If you happen to be in Sendai and looking for what to eat, then how about giving gyutan a try? Gyutan is basically beef tongue grilled over charcoal, served with ox tail soup, barley rice, and pickled vegetables. A Sendai city original and favorite, the cuisine is now so popular that is known nationwide and is even served in a few Tokyo restaurants. It's popularity is in no doubt thanks to gyutan's interesting history and creative variations. There are over a hundred restaurants in the city serving this tasty treat, but you should skip the rest and stick with the best at Aji Tasuke (味太助), the birthplace of gyutan.
Keishiro Sano, the original owner of Aji Tasuke since it opened in 1948, learned about the rich flavours beef tongue could produce from a French chef. He tweaked the flavour to make it more suitable to the Japanese pallet, and before long the food became a hit. When Keishiro passed away on 15th March 1994, his eldest son Kazuo took over the restaurant. Even among the stiff competition of so many restaurants and two Sendai gyutan chain restaurants (Rikyu and Kisuke), Aji Tasuke still remains a popular option for gyutan dining.
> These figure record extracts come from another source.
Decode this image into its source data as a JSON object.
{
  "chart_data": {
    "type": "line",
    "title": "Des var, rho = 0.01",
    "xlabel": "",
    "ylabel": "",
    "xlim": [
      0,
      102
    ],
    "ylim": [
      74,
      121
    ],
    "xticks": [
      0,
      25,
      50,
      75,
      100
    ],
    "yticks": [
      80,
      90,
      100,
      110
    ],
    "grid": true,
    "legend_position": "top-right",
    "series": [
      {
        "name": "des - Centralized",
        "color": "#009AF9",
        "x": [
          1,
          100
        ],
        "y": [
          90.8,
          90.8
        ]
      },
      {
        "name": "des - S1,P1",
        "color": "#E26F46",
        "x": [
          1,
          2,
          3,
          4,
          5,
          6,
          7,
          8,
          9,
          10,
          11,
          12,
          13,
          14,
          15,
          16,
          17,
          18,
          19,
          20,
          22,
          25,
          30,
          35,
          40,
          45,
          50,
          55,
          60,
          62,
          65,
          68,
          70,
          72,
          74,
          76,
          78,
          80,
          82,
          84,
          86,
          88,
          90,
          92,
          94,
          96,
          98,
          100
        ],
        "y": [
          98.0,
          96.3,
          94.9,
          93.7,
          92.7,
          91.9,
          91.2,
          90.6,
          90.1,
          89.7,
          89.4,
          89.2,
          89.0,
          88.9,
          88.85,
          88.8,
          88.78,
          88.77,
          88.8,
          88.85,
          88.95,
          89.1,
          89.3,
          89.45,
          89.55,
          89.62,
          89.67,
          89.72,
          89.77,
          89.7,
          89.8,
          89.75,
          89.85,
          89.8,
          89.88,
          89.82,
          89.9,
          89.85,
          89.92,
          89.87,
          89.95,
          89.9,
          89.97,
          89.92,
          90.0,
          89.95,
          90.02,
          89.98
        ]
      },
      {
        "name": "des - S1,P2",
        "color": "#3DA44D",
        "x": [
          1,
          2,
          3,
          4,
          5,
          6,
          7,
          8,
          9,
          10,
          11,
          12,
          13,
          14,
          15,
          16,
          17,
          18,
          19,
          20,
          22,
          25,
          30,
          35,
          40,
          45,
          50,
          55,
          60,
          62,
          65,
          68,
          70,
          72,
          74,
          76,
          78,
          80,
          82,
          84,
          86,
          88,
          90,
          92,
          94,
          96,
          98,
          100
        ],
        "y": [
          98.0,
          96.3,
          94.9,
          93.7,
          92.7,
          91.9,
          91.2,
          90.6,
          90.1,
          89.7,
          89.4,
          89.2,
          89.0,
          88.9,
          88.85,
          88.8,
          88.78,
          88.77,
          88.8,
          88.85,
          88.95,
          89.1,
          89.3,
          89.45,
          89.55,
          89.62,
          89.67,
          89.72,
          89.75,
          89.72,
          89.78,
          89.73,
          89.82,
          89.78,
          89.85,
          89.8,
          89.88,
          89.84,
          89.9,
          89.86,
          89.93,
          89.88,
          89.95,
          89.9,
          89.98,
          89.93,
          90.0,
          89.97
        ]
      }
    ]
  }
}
Located about a seven minute walk from Hirosedori subway station or five minutes from Kotaodaikoen station, Tasuke is right in the heart of downtown. Inside, the ambience of the restaurant felt really cosy and comfortable like I was in someone else's home. If you look around the restaurant you will notice that it looks just like a living room with an open kitchen. I ordered the 1900 yen set meal which includes four beef tongues, steamed white rice, oxtail soup and a glass of barley tea. There are a few other options, such as the set meal with three beef tongues for 1600 yen, or just the beef tongue itself. They have lunch specials which are about 100 yen less than the dinner course.
The beef tongue was chewy and full of flavour. It was fresh and grilled to perfection. If you are sitting by the table facing the chef, you will be able to see everything, from the moment they grill the tongues and how they prepare the oxtail soup. The oxtail soup was really tender and it was mild in flavour when compared to the beef tongue. Add the rice and pickles and the meal balances out to create a really nice combination.
If you're coming to Sendai, you have to try gyutan at least once. And if it is only going to be once, make a trip to Aji Tasuke.